Regarding treatment planning efficiency, while the 3DCRT and DCA techniques showed little difference in treatment monitor units between MLC systems, results in the current study indicated an increase in monitor units, albeit statistically insignificant, with the HD120 MLC system for the IMRT technique. This was attributable to an increase in the number of MLC segments needed to deliver the prescribed dose [12, 20].
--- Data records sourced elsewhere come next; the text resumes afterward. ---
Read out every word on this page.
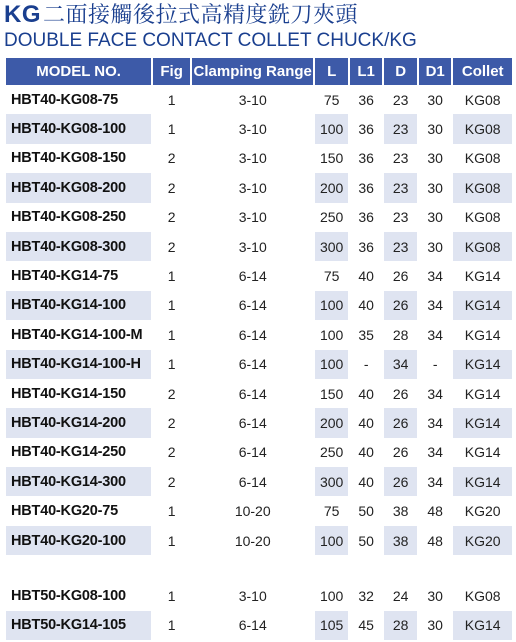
KG二面接觸後拉式高精度銑刀夾頭
DOUBLE FACE CONTACT COLLET CHUCK/KG
MODEL NO.	Fig	Clamping Range	L	L1	D	D1	Collet
HBT40-KG08-75	1	3-10	75	36	23	30	KG08
HBT40-KG08-100	1	3-10	100	36	23	30	KG08
HBT40-KG08-150	2	3-10	150	36	23	30	KG08
HBT40-KG08-200	2	3-10	200	36	23	30	KG08
HBT40-KG08-250	2	3-10	250	36	23	30	KG08
HBT40-KG08-300	2	3-10	300	36	23	30	KG08
HBT40-KG14-75	1	6-14	75	40	26	34	KG14
HBT40-KG14-100	1	6-14	100	40	26	34	KG14
HBT40-KG14-100-M	1	6-14	100	35	28	34	KG14
HBT40-KG14-100-H	1	6-14	100	-	34	-	KG14
HBT40-KG14-150	2	6-14	150	40	26	34	KG14
HBT40-KG14-200	2	6-14	200	40	26	34	KG14
HBT40-KG14-250	2	6-14	250	40	26	34	KG14
HBT40-KG14-300	2	6-14	300	40	26	34	KG14
HBT40-KG20-75	1	10-20	75	50	38	48	KG20
HBT40-KG20-100	1	10-20	100	50	38	48	KG20

HBT50-KG08-100	1	3-10	100	32	24	30	KG08
HBT50-KG14-105	1	6-14	105	45	28	30	KG14
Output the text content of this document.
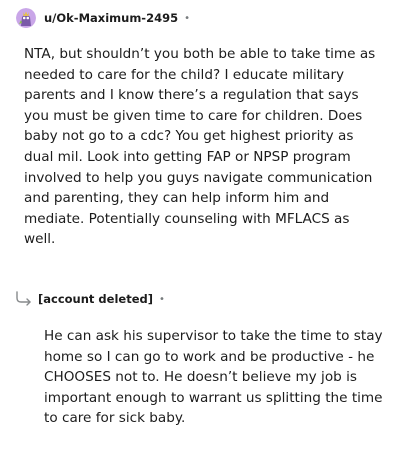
u/Ok-Maximum-2495 •

NTA, but shouldn’t you both be able to take time as needed to care for the child? I educate military parents and I know there’s a regulation that says you must be given time to care for children. Does baby not go to a cdc? You get highest priority as dual mil. Look into getting FAP or NPSP program involved to help you guys navigate communication and parenting, they can help inform him and mediate. Potentially counseling with MFLACS as well.

[account deleted] •

He can ask his supervisor to take the time to stay home so I can go to work and be productive - he CHOOSES not to. He doesn’t believe my job is important enough to warrant us splitting the time to care for sick baby.
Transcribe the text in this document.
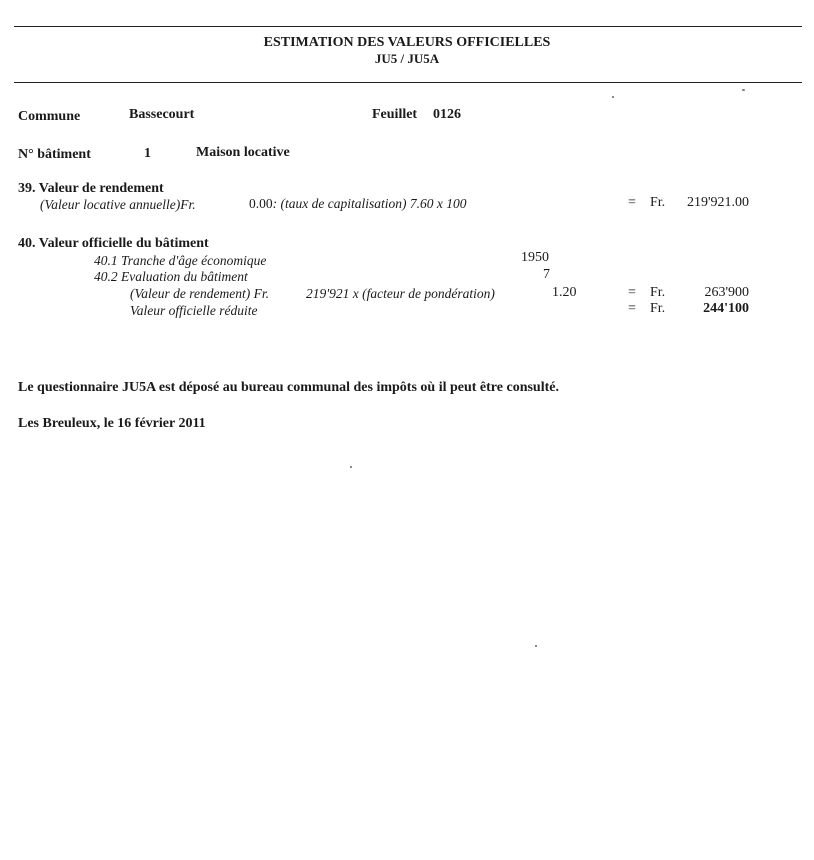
ESTIMATION DES VALEURS OFFICIELLES
JU5 / JU5A
Commune	Bassecourt	Feuillet 0126
N° bâtiment	1	Maison locative
39. Valeur de rendement
(Valeur locative annuelle)Fr.	0.00: (taux de capitalisation) 7.60 x 100	= Fr.	219'921.00
40. Valeur officielle du bâtiment
40.1 Tranche d'âge économique	1950
40.2 Evaluation du bâtiment	7
(Valeur de rendement) Fr.	219'921 x (facteur de pondération)	1.20	= Fr.	263'900
Valeur officielle réduite	= Fr.	244'100
Le questionnaire JU5A est déposé au bureau communal des impôts où il peut être consulté.
Les Breuleux, le 16 février 2011
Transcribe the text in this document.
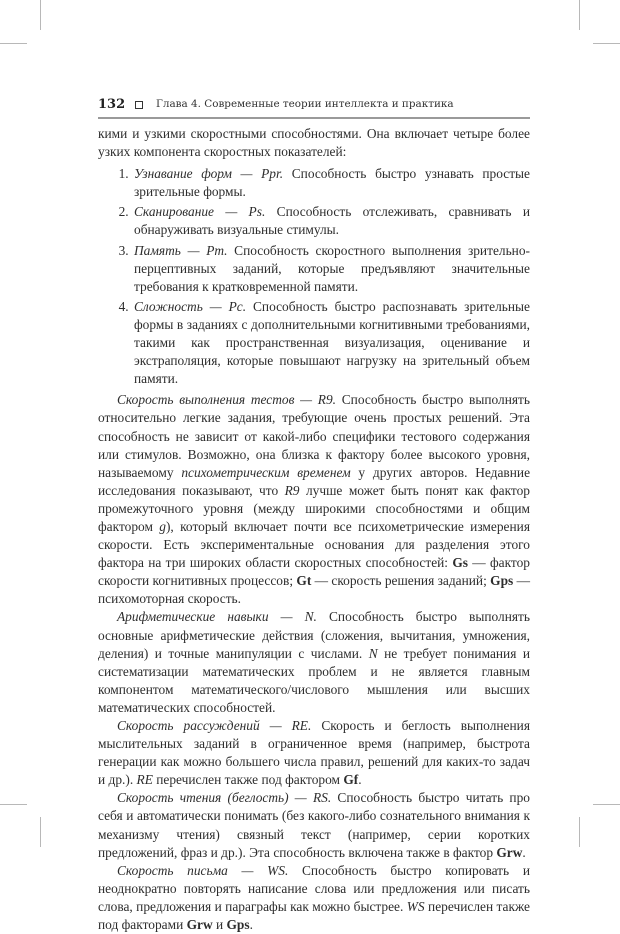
132	Глава 4. Современные теории интеллекта и практика

кими и узкими скоростными способностями. Она включает четыре более узких компонента скоростных показателей:

1. Узнавание форм — Ppr. Способность быстро узнавать простые зрительные формы.
2. Сканирование — Ps. Способность отслеживать, сравнивать и обнаруживать визуальные стимулы.
3. Память — Pm. Способность скоростного выполнения зрительно-перцептивных заданий, которые предъявляют значительные требования к кратковременной памяти.
4. Сложность — Pc. Способность быстро распознавать зрительные формы в заданиях с дополнительными когнитивными требованиями, такими как пространственная визуализация, оценивание и экстраполяция, которые повышают нагрузку на зрительный объем памяти.

Скорость выполнения тестов — R9. Способность быстро выполнять относительно легкие задания, требующие очень простых решений. Эта способность не зависит от какой-либо специфики тестового содержания или стимулов. Возможно, она близка к фактору более высокого уровня, называемому психометрическим временем у других авторов. Недавние исследования показывают, что R9 лучше может быть понят как фактор промежуточного уровня (между широкими способностями и общим фактором g), который включает почти все психометрические измерения скорости. Есть экспериментальные основания для разделения этого фактора на три широких области скоростных способностей: Gs — фактор скорости когнитивных процессов; Gt — скорость решения заданий; Gps — психомоторная скорость.

Арифметические навыки — N. Способность быстро выполнять основные арифметические действия (сложения, вычитания, умножения, деления) и точные манипуляции с числами. N не требует понимания и систематизации математических проблем и не является главным компонентом математического/числового мышления или высших математических способностей.

Скорость рассуждений — RE. Скорость и беглость выполнения мыслительных заданий в ограниченное время (например, быстрота генерации как можно большего числа правил, решений для каких-то задач и др.). RE перечислен также под фактором Gf.

Скорость чтения (беглость) — RS. Способность быстро читать про себя и автоматически понимать (без какого-либо сознательного внимания к механизму чтения) связный текст (например, серии коротких предложений, фраз и др.). Эта способность включена также в фактор Grw.

Скорость письма — WS. Способность быстро копировать и неоднократно повторять написание слова или предложения или писать слова, предложения и параграфы как можно быстрее. WS перечислен также под факторами Grw и Gps.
On a final note, the current work is purely a treatment planning study on a single treatment planning platform with no dosimetric verification. The dosimetric differences reported here are believed to be solely due to the different leaf widths used in the treatment planning, since our comparisons were performed on the same treatment planning system for two treatment platforms with similar open-field beam characteristics, using the same beam configurations, optimization parameters (for IMRT), and dose constraints. Nevertheless, it should be pointed out that leaf-width is not the only parameter that is different between these MLC systems. Factors such as the leaf transmission and leakage (a function of leaf height, material constituent, and tongue-and-groove), source-to-MLC distance, are also different and affect dosimetric parameters. Therefore, the current planning study is not a simple comparison for different MLC leaf-widths, but rather a complex comparison of two dose delivery systems with different leaf-width MLCs [19].

Conclusion

Data derived from the present comparative assessment suggest dosimetric merit of the high definition MLC system over the millennium MLC system. However, the clinical significance of these results warrants further investigation in order to determine whether the observed dosimetric advantages translate into outcome improvements.